A lot of potential for disruption in your own cabinet

With an ultimatum, she temporarily closed the ranks again. However, the happy event of the Italian right coming to power, which the three party leaders have been working towards for years, has been tarnished. When the designated head of government appeared in front of the assembled press after her meeting with the president on Friday with a serious face, Salvini and Berlusconi stood next to her with a bitter smile.

The harmony played should not last long. Berlusconi is not the only one to criticize Meloni’s pro-European and pro-Atlantic course. There are also many people who understand Putin in the ranks of the Lega. If energy and food prices continue to rise, criticism of sanctions against Russia is likely to become louder.

Meloni has brought several close confidants into the cabinet and filled the most important posts with people who represent their line. The new foreign minister, Antonio Tajani, is an ardent European. He sat in the European Parliament for years and was even its President. He represents the more sensible wing of Forza Italia and, as Berlusconi’s deputy, will try to minimize his influence in the government.
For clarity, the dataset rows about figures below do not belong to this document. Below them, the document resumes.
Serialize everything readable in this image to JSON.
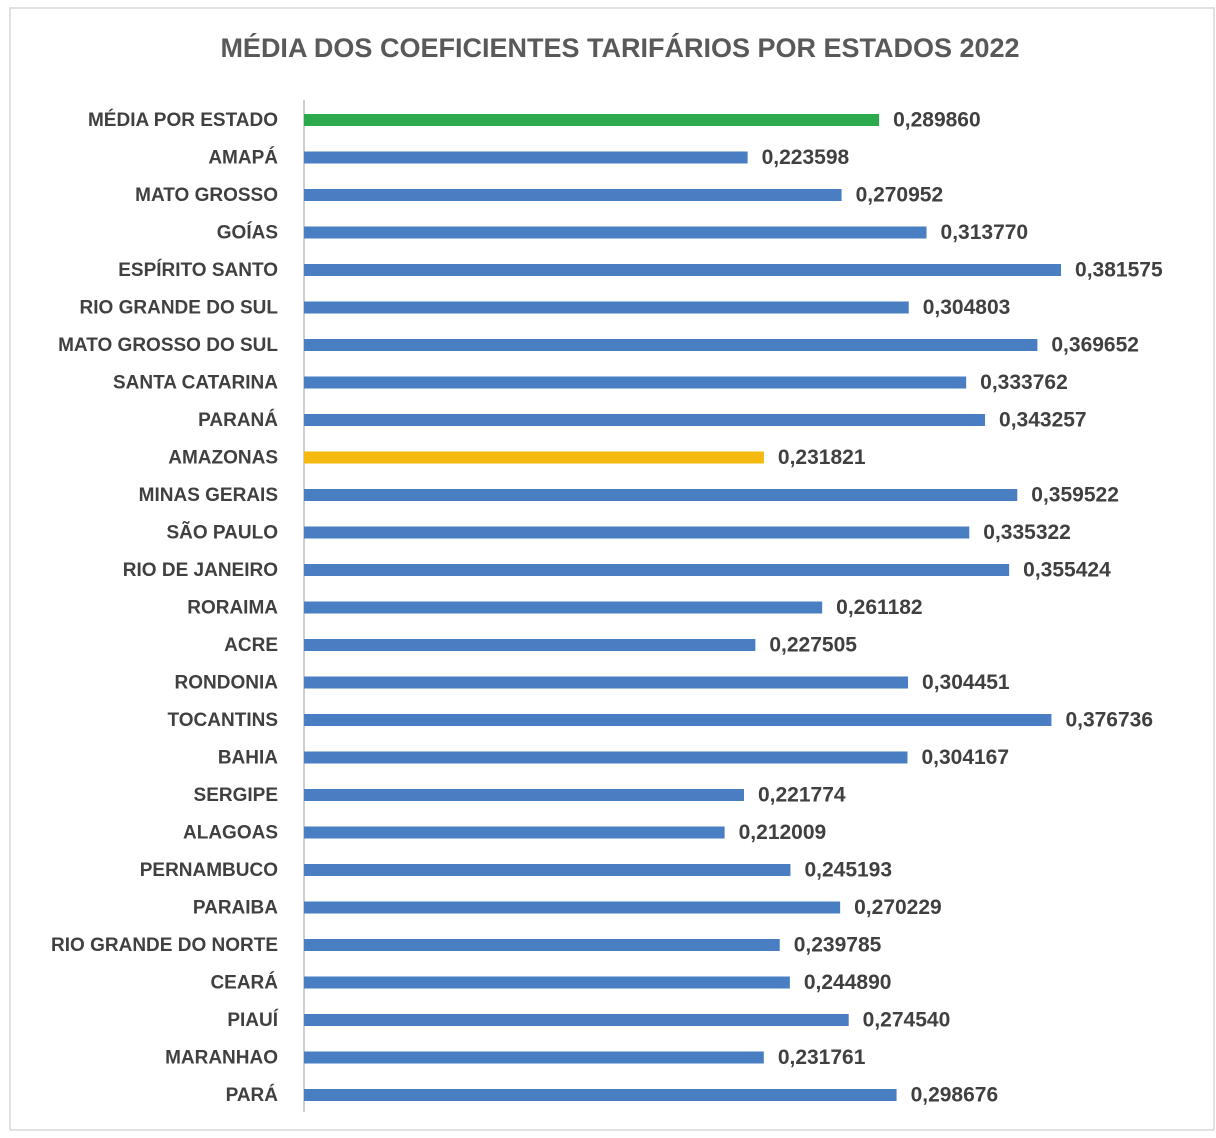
{
  "chart_data": {
    "type": "barh",
    "title": "MÉDIA DOS COEFICIENTES TARIFÁRIOS POR ESTADOS 2022",
    "categories": [
      "MÉDIA POR ESTADO",
      "AMAPÁ",
      "MATO GROSSO",
      "GOÍAS",
      "ESPÍRITO SANTO",
      "RIO GRANDE DO SUL",
      "MATO GROSSO DO SUL",
      "SANTA CATARINA",
      "PARANÁ",
      "AMAZONAS",
      "MINAS GERAIS",
      "SÃO PAULO",
      "RIO DE JANEIRO",
      "RORAIMA",
      "ACRE",
      "RONDONIA",
      "TOCANTINS",
      "BAHIA",
      "SERGIPE",
      "ALAGOAS",
      "PERNAMBUCO",
      "PARAIBA",
      "RIO GRANDE DO NORTE",
      "CEARÁ",
      "PIAUÍ",
      "MARANHAO",
      "PARÁ"
    ],
    "values": [
      0.28986,
      0.223598,
      0.270952,
      0.31377,
      0.381575,
      0.304803,
      0.369652,
      0.333762,
      0.343257,
      0.231821,
      0.359522,
      0.335322,
      0.355424,
      0.261182,
      0.227505,
      0.304451,
      0.376736,
      0.304167,
      0.221774,
      0.212009,
      0.245193,
      0.270229,
      0.239785,
      0.24489,
      0.27454,
      0.231761,
      0.298676
    ],
    "value_labels": [
      "0,289860",
      "0,223598",
      "0,270952",
      "0,313770",
      "0,381575",
      "0,304803",
      "0,369652",
      "0,333762",
      "0,343257",
      "0,231821",
      "0,359522",
      "0,335322",
      "0,355424",
      "0,261182",
      "0,227505",
      "0,304451",
      "0,376736",
      "0,304167",
      "0,221774",
      "0,212009",
      "0,245193",
      "0,270229",
      "0,239785",
      "0,244890",
      "0,274540",
      "0,231761",
      "0,298676"
    ],
    "colors": [
      "#2ca94a",
      "#4a7ec2",
      "#4a7ec2",
      "#4a7ec2",
      "#4a7ec2",
      "#4a7ec2",
      "#4a7ec2",
      "#4a7ec2",
      "#4a7ec2",
      "#f5b90f",
      "#4a7ec2",
      "#4a7ec2",
      "#4a7ec2",
      "#4a7ec2",
      "#4a7ec2",
      "#4a7ec2",
      "#4a7ec2",
      "#4a7ec2",
      "#4a7ec2",
      "#4a7ec2",
      "#4a7ec2",
      "#4a7ec2",
      "#4a7ec2",
      "#4a7ec2",
      "#4a7ec2",
      "#4a7ec2",
      "#4a7ec2"
    ],
    "xlim": [
      0,
      0.45
    ]
  }
}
But there are also party colleagues in the cabinet and in parliament who still follow the aged boss blindly. You will make it difficult for the hated Meloni to govern.

With Giancarlo Giorgetti, Meloni has made a capable Lega man Finance Minister. He is considered an admirer of Mario Draghi and has been a moderating counterbalance to party leader Matteo Salvini behind the scenes in recent years. Meloni has refused the desired interior ministry. Instead, he is now infrastructure minister and at the same time, as a treat, her deputy. First of all, the great self-promoter has lined up. In the future, however, he too will seize every opportunity to make his mark, even if it harms the government.

Giorgia Meloni left office on Saturday not as a beaming winner, but as a worn-out leader of a divided coalition. Four weeks after her electoral success, she is likely to feel as powerless as most of her predecessors.

Against abortion and same-sex partnerships

Since in the last four weeks almost only personal details and hardly any political content has been negotiated, it is still difficult to predict where Italy will go under Giorgia Meloni. The far-right politician has very limited room for maneuver in European and economic policy. Italy is too dependent on the billions from the EU’s recovery fund to afford budgetary adventures or go it alone in Europe. Apart from that, the influential entrepreneurs in the country are also very critical of a rapprochement with the countries of Hungary and Poland, which are led by right-wing nationalist governments, and plead for good relations with Brussels, Paris and Berlin.

But does Meloni really have what it takes to transform a nationalist far-right party into a pro-European conservative force? Or does she turn out to be a she-wolf in sheep’s clothing, who appears moderate for reasons of electoral tactics, but then falls back to her radical positions in the heat of daily politics? Meloni probably doesn’t know the answer to this question himself.

In order to satisfy their traditional base on the extreme right, Meloni initially only remains with socio-political projects such as the fight against abortion and same-sex partnerships. She has already given a worrying signal in this regard. The new head of the Chamber of Deputies is Lorenzo Fontana, an ultra-conservative representative of the pro-life movement. He belongs to a reactionary Catholic community and, among other things, spreads conspiracy theories according to which Muslim immigration is intended to purposefully displace the Christian majority population in Europe.

However, the vast majority of Italians are relatively liberal, and excessive restrictions on the rights of women, LGBT and other minorities would meet with resistance in the country. All the more so since many women expect improvements for their own sex, not fewer freedoms, from Meloni, the first prime minister in Italy’s history. The new head of government’s room for maneuver is limited, even in the socio-political area.